An 8-year-old Texas boy was accidentally given a dose of Covid-19 vaccine at a drive-thru site in what authorities there are calling an "oversight" and "human error." The child recently was given the vaccine at the Dallas County drive-up vaccine facility, which is operated by first responders in Grand Prairie after the boy's father registered him online through a county Web site and got an appointment, NBC 5 Dallas-Fort Worth reported.
The realized the mistake only after talking to the pediatrician but by that time it was already too late and the boy was inoculated by that time. However, what's strange is that the first responders didn't object or notice the mistake when the 8-year-old boy was taken to the clinic for the vaccination.
According to Fire Chief Robert Fite of the Grand Prairie Fire Department said 3,800 people were vaccinated on that day, when the boy was also given the vaccine by mistake. "They're in the car, there's a code, the paramedic did what that paramedic did for thousands of others for that day and went ahead and gave the vaccination and did not realize it was a child under the age of 18," said Fite.
Presently, three Covid-19 vaccines are available in the United States, which are for use only on individuals 18 and older or 16 and older, depending on the maker. Covid-19 vaccine for children is still in trial stages by multiple makers, so he doesn't qualify for the vaccine at all.
The boy's father said he did not know that his child wasn't eligible and was under the impression that all are qualified for inoculation. He said he was able to register his son and got an appointment.
Pediatrician Marcial Oquendo told the news outlet that the child's father, who was not identified, also cannot be blamed for the mistake completely as he was able to register and was given a QR code when he enrolled his son's name.

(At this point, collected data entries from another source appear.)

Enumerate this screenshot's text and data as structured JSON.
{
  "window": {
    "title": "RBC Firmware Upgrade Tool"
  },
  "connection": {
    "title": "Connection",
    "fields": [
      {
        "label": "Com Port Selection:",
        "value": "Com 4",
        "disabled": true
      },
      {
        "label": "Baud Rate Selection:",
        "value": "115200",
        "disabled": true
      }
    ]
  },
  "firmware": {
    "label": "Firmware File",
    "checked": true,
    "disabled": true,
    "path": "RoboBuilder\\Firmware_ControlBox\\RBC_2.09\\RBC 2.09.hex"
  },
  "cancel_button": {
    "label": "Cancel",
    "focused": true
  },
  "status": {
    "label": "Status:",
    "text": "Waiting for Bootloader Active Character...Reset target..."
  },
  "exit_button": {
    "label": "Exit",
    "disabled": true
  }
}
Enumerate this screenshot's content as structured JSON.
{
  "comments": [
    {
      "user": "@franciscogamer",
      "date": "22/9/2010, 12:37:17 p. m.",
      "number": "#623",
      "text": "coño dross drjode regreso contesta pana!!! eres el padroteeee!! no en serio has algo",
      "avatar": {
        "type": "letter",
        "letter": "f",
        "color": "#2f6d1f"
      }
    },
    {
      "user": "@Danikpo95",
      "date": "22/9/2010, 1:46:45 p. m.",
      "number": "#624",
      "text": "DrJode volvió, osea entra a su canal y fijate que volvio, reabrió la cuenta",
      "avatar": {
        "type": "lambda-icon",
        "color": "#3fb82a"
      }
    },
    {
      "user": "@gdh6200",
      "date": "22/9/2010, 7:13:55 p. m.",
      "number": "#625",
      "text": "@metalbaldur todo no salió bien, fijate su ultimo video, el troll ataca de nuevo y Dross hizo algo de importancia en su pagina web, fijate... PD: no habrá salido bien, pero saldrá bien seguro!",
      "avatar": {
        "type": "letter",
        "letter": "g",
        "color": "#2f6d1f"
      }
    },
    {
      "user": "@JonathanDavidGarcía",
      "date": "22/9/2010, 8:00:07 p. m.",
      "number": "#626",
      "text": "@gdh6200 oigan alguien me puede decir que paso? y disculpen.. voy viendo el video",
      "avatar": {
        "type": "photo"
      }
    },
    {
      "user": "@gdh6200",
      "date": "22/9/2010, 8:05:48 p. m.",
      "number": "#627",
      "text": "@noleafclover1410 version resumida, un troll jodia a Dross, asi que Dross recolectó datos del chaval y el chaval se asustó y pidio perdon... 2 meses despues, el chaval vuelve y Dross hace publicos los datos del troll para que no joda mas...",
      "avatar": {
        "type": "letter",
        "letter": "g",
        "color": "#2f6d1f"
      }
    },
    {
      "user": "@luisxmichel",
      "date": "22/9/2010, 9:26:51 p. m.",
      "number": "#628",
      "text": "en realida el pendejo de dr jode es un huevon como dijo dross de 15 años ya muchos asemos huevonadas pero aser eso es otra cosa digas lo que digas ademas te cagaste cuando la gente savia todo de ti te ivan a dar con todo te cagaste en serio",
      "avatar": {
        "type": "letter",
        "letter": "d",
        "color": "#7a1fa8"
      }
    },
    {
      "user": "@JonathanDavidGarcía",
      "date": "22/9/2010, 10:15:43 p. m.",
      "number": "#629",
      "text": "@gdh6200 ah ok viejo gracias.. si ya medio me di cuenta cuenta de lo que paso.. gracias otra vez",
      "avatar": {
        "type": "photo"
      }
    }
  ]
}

The boy's father only realized that a mistake was made after speaking with Oquendo but his son had already received the vaccine dose by that time. "He was under the assumption that, 'I submit his information and he got an appointment,'" said Oquendo. "And when he got an appointment, he was like, 'we all got an appointment so let's go.'"
Who Is at Fault?
Following the vaccination doctors are worried about how boy now responds, although no adverse effect has been reported so far. "We don't have the data, especially under the age of 12 to say if it works, is it safe, how much should we use, which kid can get it and which kids can't," said Oquendo. "It needs to be in a controlled setting of a clinical trial where we are monitoring every possible angle to be able to say if it's safe and effective to use in kids in this age group."
Fite said that the department plans to track down the paramedic who administered the shot and find out more information about how the mishap occurred. "We had some questions about how a child under 18 could even get registered," he said. "If there was a fail system in place, then we wouldn't even have to worry because you couldn't get registered. If they got a QR code, part of our assumption is they understand who should be registered and who should not."
He said they are also looking for answers from Dallas County officials about why the boy was allowed to get an appointment.
Dallas County Judge Clay Jenkins said "human error" allowed the boy's age to go unnoticed through the process and was what allowed him to get a coveted vaccine appointment. "He was put in the suspended ineligible list. There was human error, and that list was moved over to get the people who were under 50 onto the eligible list. They failed to scrub for people who were under 18," said Jenkins.